Author + information
- Shailendra Singh1,
- Yonathan Litwok1,
- Evelina Grayver1,
- Perwaiz Meraj2,
- Alexander Lee1 and
- Cindy Grines3
The survival of patients with acute myocardial infarction complicated by cardiogenic shock (AMICS) remains low despite early revascularization. The evolving percutaneous mechanical circulatory support (MCS) device options provide the possibility of a brighter future, however markers are needed to assist in therapeutic decision-making when utilizing MCS in AMICS. We investigated if early dynamic changes in lactate levels would reflect the therapeutic benefit of mechanical support and its potential impact on survival in patients presenting with AMICS.
Forty-six patients who presented to our coronary care unit underwent PCI and required MCS with an Impella 2.5 or Impella CP due to AMICS were included in this analysis. Differences between Survivors and Non-Survivors were examined. Results were statistically significant at the p<0.05 level of significance.
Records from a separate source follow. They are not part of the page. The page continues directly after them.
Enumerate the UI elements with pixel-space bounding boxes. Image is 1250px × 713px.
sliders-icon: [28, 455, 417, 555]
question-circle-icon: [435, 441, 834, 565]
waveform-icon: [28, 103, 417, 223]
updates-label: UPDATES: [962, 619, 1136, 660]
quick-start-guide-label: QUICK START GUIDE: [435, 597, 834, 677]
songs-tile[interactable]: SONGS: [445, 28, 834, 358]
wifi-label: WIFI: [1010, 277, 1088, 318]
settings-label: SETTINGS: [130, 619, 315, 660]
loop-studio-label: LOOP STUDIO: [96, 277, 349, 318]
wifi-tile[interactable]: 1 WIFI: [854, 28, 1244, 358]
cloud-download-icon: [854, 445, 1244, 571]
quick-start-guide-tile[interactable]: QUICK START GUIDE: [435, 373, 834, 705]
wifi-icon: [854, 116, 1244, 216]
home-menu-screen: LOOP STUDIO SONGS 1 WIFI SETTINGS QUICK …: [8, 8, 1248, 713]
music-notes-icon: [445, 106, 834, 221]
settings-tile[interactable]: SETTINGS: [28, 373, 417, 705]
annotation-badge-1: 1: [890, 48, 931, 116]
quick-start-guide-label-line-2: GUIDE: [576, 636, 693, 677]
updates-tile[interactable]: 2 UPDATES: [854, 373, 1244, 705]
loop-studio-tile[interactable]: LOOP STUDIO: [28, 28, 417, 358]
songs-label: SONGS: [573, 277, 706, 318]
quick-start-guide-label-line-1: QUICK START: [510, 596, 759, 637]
All performed using SAS version 9.4 (SAS Institute Inc., Cary, NC).
Compared to pre-MCS lactate levels, survival demonstrated a significant decrease of 33.3% in lactate level obtained at 6 hours, where as Non-Survivors had a slight increase in lactate level of 1.8% (p<0.0001)(Figure 1). Patients who had a Lactate Clearance of ≥ 30% at 6 hours were 94% Survivors (p<0.0001)(Figure 2). Earlier MCS implantation was clearly exhibited in the survival group (1.0 hours vs. 21.0 hours, respectively; p<0.0133)(Figure 3). In fact, survival was 82.4% (p<0.0037) when the Impella device was implanted within 2 hours of admission to the hospital.
In conclusion patients who present with AMICS, serial lactate measurements may be used as a prognostic marker and therefore guide therapeutic decision-making. Lack of early improvement of lactic acidosis within six hours after Impella placement in AMICS can be an indication of poor prognosis and therefore possibly inadequate hemodynamic assistance. Our evidence strongly suggests that higher lactate levels can be observed on admission in non-survivors and that higher lactate clearance is associated with improved survival post Impella placement if done early.